Now, the street names have changed, the neighbourhoods have developed. The lay of the land is not the same. The last time I drove alone in Jo’burg I panicked as I couldn’t remember the main arteries in and out of the city  and got completely turned around. My pride wouldn’t allow me to ask directions for a good half an hour while I wasted petrol and sanity. Eventually I got over myself and pulled into a petrol station and asked how to get where I was  going. Thankfully South Africans are friendly and helpful as a rule. ‘SJOE! But you are very far away from that place! You need to go straight straight straight for at least twenty minute and then quick quick left by the second robots.’ I left with an accurately drawn map and vowed to get a SatNav next time.  I drive home with tears stinging my eyes, feeling humbled and lost in my own city. It just wasn’t mine any more.

But everything has changed. What once once out of bounds and only know to the cool kids, is now mainstream.  There are new buildings changing the skyline so that my memories do not match the reality of the silhouetted sky. What I imagine home to be like is a collage of fragmented memory and second hand stories. I have no contextual hooks to hang it on. I can’t navigate the place in my head. A few visits every couple of years for a fortnight will not bridge the gap and in that respect it feels less tangible, less real, and almost unattainable. To rely on memory alone is dangerous, its fickle and flawed so what I remember I need to approach with caution. Its flecked with too much nostalgia to be trusted and I need to add more real time experience to balance it out.

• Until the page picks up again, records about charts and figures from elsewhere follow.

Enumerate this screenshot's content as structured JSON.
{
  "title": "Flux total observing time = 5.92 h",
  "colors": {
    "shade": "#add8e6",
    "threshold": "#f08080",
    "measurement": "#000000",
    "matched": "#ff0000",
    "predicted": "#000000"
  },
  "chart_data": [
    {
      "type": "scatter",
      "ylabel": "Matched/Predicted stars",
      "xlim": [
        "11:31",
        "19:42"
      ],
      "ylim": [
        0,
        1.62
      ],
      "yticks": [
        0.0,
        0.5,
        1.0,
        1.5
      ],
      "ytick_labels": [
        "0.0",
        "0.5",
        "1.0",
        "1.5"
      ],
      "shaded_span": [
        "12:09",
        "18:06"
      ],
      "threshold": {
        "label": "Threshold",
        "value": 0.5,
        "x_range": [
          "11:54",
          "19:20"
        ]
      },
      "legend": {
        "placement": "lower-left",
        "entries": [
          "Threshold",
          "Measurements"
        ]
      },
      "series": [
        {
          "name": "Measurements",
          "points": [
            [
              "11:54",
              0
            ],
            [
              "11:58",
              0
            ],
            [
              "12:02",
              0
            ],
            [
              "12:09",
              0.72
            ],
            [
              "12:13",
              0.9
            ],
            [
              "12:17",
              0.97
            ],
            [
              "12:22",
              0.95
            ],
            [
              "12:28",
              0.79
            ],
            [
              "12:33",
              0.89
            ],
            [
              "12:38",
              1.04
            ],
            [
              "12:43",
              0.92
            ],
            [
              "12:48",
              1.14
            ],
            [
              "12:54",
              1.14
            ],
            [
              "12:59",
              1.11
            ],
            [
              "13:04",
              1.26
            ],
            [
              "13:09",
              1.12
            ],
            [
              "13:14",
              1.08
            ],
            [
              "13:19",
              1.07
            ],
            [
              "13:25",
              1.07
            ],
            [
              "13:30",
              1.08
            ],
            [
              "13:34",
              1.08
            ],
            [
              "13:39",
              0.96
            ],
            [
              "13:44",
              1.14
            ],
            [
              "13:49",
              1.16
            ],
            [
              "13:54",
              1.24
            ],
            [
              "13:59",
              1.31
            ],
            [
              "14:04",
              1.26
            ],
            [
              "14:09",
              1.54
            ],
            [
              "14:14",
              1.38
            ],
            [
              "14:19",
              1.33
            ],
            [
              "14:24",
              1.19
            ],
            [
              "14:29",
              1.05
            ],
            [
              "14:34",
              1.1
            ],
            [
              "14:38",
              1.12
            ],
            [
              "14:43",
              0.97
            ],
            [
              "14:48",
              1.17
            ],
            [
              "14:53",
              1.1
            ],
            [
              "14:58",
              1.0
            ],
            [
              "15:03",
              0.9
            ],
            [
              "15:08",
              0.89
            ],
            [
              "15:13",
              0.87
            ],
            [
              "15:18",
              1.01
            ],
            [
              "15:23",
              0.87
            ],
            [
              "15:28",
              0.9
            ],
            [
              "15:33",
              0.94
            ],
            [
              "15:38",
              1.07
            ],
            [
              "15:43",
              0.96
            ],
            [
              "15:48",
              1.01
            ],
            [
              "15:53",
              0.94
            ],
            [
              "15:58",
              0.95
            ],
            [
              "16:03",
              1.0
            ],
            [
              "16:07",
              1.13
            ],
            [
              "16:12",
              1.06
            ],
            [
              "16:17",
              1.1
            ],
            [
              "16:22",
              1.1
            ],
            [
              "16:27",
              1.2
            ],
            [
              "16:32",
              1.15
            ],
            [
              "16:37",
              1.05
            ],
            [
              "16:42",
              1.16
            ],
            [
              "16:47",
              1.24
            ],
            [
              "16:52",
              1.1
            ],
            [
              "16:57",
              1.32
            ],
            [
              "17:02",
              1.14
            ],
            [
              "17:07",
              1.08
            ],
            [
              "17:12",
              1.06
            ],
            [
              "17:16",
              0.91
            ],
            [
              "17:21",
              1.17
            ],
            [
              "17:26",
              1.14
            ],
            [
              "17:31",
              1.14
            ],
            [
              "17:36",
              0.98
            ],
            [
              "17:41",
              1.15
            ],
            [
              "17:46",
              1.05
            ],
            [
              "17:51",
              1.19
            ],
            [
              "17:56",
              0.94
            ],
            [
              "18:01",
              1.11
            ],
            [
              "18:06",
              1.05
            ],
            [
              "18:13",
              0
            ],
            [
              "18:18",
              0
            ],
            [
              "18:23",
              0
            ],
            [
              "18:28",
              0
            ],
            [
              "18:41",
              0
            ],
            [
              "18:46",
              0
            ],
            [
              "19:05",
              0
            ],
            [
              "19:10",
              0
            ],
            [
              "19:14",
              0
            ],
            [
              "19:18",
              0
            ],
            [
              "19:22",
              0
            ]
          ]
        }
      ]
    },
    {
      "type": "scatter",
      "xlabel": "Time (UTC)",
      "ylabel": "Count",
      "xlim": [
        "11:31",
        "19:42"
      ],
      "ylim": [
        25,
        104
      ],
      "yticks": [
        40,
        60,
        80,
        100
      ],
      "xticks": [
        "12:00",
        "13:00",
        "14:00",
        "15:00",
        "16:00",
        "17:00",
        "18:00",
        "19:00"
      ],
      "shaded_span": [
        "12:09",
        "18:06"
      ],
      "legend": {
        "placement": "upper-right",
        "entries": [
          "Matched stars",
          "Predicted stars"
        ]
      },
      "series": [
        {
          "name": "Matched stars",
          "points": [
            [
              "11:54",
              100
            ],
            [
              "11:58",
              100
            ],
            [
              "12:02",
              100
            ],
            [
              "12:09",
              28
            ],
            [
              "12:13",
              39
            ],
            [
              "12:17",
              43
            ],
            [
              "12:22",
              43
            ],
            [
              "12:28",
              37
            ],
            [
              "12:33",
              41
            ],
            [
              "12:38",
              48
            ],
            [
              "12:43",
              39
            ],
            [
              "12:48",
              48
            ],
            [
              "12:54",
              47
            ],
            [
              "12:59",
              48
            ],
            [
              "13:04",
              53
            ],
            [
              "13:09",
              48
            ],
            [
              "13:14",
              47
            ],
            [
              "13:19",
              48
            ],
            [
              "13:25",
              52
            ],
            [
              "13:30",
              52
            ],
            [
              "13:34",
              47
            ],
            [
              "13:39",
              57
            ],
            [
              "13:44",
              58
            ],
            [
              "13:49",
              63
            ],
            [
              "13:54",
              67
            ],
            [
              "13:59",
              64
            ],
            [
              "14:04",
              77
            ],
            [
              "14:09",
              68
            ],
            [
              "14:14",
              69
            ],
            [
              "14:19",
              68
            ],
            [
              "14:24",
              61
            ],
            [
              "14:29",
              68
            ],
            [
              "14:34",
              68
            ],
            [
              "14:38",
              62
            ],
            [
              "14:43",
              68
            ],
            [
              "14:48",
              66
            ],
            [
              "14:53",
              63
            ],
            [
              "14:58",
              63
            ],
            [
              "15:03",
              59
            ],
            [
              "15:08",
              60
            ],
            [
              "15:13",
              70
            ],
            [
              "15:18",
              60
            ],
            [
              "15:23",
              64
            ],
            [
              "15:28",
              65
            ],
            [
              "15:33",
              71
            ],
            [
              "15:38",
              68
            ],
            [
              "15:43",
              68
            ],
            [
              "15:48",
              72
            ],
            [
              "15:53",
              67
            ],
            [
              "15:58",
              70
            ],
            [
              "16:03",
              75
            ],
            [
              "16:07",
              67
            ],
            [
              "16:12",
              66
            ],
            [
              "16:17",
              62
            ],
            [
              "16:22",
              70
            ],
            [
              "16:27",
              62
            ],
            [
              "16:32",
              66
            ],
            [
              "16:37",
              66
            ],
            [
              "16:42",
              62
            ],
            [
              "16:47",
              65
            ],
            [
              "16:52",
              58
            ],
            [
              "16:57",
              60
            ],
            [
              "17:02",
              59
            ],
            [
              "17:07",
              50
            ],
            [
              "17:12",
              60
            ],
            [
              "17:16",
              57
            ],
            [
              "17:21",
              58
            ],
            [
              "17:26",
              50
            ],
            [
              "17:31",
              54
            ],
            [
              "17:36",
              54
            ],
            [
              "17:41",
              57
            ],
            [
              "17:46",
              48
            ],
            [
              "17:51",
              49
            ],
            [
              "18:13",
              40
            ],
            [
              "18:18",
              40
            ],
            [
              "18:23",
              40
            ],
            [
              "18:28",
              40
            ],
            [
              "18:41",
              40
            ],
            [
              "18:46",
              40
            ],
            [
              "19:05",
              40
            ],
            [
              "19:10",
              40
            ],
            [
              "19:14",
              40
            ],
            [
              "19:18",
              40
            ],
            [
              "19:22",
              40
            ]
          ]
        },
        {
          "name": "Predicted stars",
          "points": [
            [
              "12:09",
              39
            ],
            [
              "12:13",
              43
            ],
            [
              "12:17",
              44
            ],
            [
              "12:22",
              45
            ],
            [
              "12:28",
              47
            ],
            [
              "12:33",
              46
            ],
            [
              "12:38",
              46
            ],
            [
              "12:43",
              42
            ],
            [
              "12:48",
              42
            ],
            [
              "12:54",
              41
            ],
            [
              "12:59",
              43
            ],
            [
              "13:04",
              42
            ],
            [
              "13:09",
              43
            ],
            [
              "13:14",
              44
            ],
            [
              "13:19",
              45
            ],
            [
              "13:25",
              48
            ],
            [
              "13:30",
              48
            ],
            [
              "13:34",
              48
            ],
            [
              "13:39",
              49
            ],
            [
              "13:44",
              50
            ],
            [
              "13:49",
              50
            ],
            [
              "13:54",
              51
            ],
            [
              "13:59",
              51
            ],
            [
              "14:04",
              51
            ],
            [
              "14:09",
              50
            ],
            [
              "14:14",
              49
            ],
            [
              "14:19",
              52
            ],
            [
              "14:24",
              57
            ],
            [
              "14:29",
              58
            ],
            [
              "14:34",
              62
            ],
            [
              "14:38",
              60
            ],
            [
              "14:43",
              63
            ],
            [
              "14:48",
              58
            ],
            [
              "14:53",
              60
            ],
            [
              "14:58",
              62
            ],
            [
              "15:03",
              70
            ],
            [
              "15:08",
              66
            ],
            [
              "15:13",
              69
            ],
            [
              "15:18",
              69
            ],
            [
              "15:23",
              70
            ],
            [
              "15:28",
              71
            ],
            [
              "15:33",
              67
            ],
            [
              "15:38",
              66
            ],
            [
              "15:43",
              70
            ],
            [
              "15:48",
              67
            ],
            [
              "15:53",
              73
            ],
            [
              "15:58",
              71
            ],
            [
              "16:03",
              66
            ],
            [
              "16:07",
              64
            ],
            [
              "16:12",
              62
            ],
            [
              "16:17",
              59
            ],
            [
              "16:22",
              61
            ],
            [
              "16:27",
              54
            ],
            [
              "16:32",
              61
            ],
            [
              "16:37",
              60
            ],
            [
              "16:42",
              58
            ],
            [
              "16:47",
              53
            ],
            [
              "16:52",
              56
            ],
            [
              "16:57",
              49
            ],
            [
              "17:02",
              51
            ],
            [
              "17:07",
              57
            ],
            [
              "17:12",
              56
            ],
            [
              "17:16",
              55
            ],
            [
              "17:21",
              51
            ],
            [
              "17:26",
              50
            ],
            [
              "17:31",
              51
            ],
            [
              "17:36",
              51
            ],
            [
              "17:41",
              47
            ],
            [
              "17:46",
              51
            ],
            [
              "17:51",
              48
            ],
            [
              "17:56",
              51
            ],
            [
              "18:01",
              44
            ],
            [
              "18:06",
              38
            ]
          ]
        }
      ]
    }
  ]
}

So here in Willesden we are setting up camp for now. I am spending more time exploring the neighbourhood and surrounding areas. Getting my bearings. I am inviting friends over, its a quick way to make things feel grounded. I totally see the point of house warmings, you fill the place with love and it immediately feels less alien. Sharing memories and linking back in with the ones that are my foundations here.  The ones who didn’t laugh when I pronounced everything wrong and thought Alan Partridge was an actual real person. Well, no . They did laugh, a lot. But they still speak to me.

I’m not sure I can make peace with being torn between two cities and I’m sure this is going to be a recurring theme on this blog as its something I find I mull over a lot. Particularly when running and that’s usually when the Big Stuff surfaces! No easy solution, but if anyone has any wise words of wisdom I am all ears!